Si sono barbarizzati anche alcuni romani, ma non c’è dubbio che i grillini si sono rivelati delle tigri di carta, dei rivoluzionari da strapazzo
Resta il fatto, tuttavia, che chi non si vuole rassegnare al governo rossogiallo, deve fare i conti con un metodo, quello di Franceschini, che ha ispirato la storia della Dc. Certo, molti di noi vorrebbero più Europa (e un’Italia come si deve, in modo da incidere su una realtà che si sta lasciando i paesi europei alle spalle), ma forse bisogna prendere atto che l’unica alleanza “europeista” oggi possibile è quella al governo. E se è così, perché stupirsi che Franceschini sostenga da tempo che “l’intesa di governo tra il Pd e il M5s debba sfociare in una alleanza permanente”? Ma proprio perché molti di noi vorrebbero di più, quel che resta dei liberal italiani (anche dentro al Pd), un paio di domande se le deve porre.
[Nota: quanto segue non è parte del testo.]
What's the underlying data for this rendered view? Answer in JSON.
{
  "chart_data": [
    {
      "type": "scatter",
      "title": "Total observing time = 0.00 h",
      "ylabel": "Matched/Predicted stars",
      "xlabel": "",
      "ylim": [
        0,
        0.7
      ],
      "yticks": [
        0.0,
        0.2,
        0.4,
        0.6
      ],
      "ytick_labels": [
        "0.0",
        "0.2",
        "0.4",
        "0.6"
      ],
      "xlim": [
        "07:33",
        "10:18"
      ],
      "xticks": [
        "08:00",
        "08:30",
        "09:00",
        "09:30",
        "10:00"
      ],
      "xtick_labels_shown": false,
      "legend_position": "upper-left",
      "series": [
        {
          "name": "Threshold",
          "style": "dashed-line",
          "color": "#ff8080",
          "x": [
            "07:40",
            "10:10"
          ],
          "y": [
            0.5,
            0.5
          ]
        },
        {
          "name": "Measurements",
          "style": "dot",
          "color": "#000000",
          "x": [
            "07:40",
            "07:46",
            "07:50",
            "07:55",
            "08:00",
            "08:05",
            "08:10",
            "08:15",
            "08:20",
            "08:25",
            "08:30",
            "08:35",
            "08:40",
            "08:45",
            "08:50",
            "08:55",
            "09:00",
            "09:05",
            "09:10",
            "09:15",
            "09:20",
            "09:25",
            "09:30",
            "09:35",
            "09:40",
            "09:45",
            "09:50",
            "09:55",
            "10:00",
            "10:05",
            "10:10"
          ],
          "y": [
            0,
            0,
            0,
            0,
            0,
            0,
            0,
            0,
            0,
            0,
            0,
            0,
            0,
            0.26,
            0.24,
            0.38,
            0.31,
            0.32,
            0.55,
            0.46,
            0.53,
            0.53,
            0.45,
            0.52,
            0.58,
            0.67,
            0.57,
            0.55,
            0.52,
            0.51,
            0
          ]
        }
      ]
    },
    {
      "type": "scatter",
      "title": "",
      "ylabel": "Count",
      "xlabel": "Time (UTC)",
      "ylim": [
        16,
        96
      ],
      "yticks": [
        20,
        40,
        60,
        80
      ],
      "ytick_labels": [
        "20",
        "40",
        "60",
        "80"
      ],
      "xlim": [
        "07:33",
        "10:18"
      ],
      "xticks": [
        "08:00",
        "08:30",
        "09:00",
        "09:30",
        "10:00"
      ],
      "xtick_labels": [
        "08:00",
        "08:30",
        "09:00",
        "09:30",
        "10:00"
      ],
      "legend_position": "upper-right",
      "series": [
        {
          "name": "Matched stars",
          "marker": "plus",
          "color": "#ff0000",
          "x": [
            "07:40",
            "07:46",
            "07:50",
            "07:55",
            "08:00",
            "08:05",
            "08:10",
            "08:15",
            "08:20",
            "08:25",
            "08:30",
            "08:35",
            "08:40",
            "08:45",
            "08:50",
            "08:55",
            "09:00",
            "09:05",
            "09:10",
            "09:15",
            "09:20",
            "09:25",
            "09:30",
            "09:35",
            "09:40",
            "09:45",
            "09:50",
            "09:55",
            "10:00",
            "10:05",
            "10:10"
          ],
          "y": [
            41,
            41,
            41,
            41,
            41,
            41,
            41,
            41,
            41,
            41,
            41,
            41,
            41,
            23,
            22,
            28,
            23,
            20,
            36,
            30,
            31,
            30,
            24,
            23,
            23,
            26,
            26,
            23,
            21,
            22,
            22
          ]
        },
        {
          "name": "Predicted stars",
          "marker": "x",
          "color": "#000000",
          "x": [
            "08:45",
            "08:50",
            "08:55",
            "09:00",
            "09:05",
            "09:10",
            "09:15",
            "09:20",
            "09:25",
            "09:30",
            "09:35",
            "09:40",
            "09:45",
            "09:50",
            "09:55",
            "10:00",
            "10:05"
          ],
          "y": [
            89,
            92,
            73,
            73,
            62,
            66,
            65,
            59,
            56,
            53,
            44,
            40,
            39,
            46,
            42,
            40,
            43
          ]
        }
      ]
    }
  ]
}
Si può fare, certo, testimonianza (poi si vedrà). Renzi, Calenda, +Europa (e magari Berlusconi) dovrebbero, certo, darsi una mossa e provare a tenersi per mano (e la candidatura di Ivan Scalfarotto a presidente della Puglia è senza dubbio una buona notizia). Ma la vera domanda che dovremmo porci (“hypocrite lecteur, mon semblable, mon frère”), suona più o meno così: “C’è un modo diverso per ancorare l’Italia all’occidente, mantenere la rotta atlantica e rafforzarne il peso nella Ue?”. Insomma, c’è un’alternativa all’“ircocervo” di Franceschini?